Шрифт:
Единожды за жизнь мне пришлось быть ситтером греческой черепахи Самсона, который две недели лежал камнем, а потом начал бегать по аквариуму на огромной скорости и вставать на задние лапки у стекла, показывая красивый вогнутый живот (что и определяло его как самца — эта вогнутость, назначенная под чужой панцирь). Я обрадовалась и позвонила его хозяйке:
— Не зря мой муж говорит, что я и мертвого подниму! Самсончик-то разрезвился!
— Чёрт, — сказала она, — чёрт, чёрт, чёрт.
— Не ревнуй, пожалуйста, меня просто любят животные.
Оказалось, Самсончика продуло при переезде, и я наблюдаю первую стадию пневмонии, при которой черепахи иногда совершают конвульсивные движения, потому что задыхаются. (Его спасли, если интересно.)
Далее.
Красноухая черепаха живёт в воде, но если в аквариуме не обеспечить для неё надёжный островок суши, она однажды устанет и утонет.
Сухопутные черепахи вполне способны застрять под батареей и умереть.
Трионикс (и даже самка) выглядит так, что если бы Госдума знала о его существовании, она бы его запретила и отдала под суд.
И так далее, и так далее.
А теперь вдумайтесь.
Вы не умеете подавать сигнал бедствия.
Каждый встречный легко и с радостью сделает из вас суп и шкатулочку.
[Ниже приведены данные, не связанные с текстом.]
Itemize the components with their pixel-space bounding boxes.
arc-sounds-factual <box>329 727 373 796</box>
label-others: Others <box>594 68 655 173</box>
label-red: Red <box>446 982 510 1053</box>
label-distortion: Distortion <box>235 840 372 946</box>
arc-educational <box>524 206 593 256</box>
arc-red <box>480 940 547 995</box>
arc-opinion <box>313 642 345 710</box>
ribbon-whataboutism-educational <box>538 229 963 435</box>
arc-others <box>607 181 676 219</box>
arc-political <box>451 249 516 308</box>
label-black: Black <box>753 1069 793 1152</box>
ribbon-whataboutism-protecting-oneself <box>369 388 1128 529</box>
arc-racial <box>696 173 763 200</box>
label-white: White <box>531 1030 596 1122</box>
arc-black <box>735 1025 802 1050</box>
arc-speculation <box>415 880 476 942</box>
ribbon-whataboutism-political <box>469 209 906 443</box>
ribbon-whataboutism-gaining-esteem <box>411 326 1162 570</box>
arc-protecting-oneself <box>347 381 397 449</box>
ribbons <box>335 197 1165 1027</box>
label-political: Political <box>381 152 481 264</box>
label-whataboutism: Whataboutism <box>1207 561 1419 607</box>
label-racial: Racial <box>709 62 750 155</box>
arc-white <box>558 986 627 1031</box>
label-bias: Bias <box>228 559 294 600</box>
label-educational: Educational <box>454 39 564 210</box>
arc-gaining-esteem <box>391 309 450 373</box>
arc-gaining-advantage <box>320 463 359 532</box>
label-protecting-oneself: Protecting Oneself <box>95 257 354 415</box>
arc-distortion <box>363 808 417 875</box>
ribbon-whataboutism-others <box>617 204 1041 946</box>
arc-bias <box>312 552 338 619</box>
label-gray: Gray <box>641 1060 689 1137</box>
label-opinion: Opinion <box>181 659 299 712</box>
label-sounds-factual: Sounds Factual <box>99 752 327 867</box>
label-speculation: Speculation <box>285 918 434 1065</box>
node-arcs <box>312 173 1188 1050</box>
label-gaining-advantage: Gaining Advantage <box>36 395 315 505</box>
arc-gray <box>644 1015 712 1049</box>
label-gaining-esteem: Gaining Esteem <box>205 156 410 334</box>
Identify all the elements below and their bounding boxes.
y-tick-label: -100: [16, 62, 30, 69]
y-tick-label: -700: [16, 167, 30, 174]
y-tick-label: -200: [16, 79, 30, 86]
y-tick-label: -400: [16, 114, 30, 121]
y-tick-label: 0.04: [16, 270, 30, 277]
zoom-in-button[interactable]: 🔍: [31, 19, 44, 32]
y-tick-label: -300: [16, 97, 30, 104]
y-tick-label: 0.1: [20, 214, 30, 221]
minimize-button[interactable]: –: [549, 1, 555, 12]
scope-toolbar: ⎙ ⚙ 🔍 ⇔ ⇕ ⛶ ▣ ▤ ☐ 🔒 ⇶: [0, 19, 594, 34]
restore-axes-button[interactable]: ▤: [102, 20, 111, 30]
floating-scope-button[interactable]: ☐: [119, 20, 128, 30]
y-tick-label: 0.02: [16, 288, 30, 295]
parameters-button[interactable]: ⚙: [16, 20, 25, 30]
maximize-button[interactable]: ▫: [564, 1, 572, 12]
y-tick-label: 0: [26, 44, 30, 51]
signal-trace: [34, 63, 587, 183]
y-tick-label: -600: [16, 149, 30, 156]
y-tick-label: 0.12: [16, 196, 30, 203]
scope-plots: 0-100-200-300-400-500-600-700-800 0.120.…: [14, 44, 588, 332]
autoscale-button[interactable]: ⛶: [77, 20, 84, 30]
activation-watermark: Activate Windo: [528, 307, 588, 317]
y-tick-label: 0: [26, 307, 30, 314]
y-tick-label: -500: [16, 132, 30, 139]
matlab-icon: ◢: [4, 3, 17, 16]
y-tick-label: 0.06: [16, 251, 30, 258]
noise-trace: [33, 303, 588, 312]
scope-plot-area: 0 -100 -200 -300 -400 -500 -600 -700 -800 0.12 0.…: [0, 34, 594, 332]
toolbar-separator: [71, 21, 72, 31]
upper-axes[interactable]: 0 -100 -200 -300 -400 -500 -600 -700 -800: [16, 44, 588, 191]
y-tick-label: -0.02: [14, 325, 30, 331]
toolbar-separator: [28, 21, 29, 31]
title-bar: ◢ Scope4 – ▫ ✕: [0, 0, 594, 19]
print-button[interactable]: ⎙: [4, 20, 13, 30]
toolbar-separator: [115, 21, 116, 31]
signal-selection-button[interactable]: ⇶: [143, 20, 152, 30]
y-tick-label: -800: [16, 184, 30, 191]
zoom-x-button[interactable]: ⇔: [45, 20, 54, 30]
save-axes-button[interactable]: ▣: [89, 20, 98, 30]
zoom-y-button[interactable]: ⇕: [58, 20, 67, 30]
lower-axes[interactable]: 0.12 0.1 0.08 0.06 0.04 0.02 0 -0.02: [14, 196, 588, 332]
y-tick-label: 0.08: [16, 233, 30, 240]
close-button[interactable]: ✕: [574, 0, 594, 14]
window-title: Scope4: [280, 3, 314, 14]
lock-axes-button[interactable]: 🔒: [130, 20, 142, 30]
Вас очень просто убить, поместив в морозильник.
Вы похожи на член.
В трудной ситуации у вас зарастают ноздри.
Вы живёте в воде, но способны утонуть.
И ещё многое страшное.
Спрашивается, что же может сделать человек, чтобы соблюсти вашу хрупкую жизнь и душевное здоровье?
Единственное.
Оставить в покое. В естественной среде черепаха живёт сто лет, её, конечно, можно убить долотом и киянкой, но это уже неестественное течение событий.
Если же проникнуться идеей об оставлении в покое — без себя, — как о возможном способе спасения живого существа, а потом распространить этот опыт на какие-нибудь ваши сложные отношения, то иногда открывается бездна, и оттуда что-то нехорошо смотрит триониксом.
Не моя маска
Говорила с подругой о всяких мелких, но едких неприятностях, и она вдруг сказала: «Единственное, чего я боюсь, — что у меня на лице отпечатается такое выражение, как сейчас».
И я подумала, что это в самом деле серьёзно, серьёзней, чем её текущие проблемы. И вот что вспомнила о себе.
Однажды я закончила неприятный телефонный разговор — меня ругали и стыдили (долго, нудно и не в первый раз) за поступки, которых я не совершала, — и стала собираться на прогулку. У нас неподалёку есть река, она умеет показывать всякие утешающие штуки, около неё удобно переживать несовершенства мира. Но когда я подошла к зеркалу, чтобы раскрасить физиономию, на меня взглянул незнакомый человек с жестоким взглядом.
Нет, даже не глаза — всё лицо было нехорошим, но, надо признать, красивым.
Кажется, со мной произошло что-то ужасное, а я, как всегда, не заметила, слишком озабоченная сохранением покер-фейса. Попыталась расслабиться, но из-под гневной маски выглянул затравленный зверёк. Нет, лучше уж как было.
Я позвонила мужчине, который знает о моём лице многое. Прибежала в кафе, он посмотрел и засмеялся — мы с ним всегда много смеялись.
— У меня стало злое лицо!
— Ты никогда не была доброй девочкой.
— Но я не была и злой. Милый, я не хочу становиться похожей на ведьму.
— Но ты уже на неё похожа. Или что сидишь на наркотиках.
— На быстрых?
— Да.
— Чай с мятой на ночь, веришь? Но меня слишком много обижали в последнее время.
Он всегда мне верил, в том смысле, что вру я исключительно себе, а мужчинам транслирую ту правду, какая есть. Заметил философски: «Если ты не считаешь себя виноватой, это ещё не значит, что ты ничего не сделала», — но настаивать не стал, добрый человек.
Потом позвонила подруге, нажаловалась на людей, которые ругают котика, а он не понимает за что, и от горя и бедствий, поразивших его, сделался неприятным. В заключение добавила:
— На следующей неделе пойду к косметологу, чтобы он убрал это с моего лица.
Она тоже засмеялась и говорит:
— Другие женщины ходят к психологу, чтобы он убрал «это» из их головы, а ты просто стираешь следы снаружи.
— Но это чужая маска, и я отказываюсь её носить.
Всё кончилось очень просто: после очередного выматывающего разговора я закрыла лицо руками и приказала себе перестать, — совсем перестать, пусть и придётся отсечь то, что делает уязвимой, даже если это часть души. Не стоит кормить собой даже очень близких. Я не жертва. Я не жертва.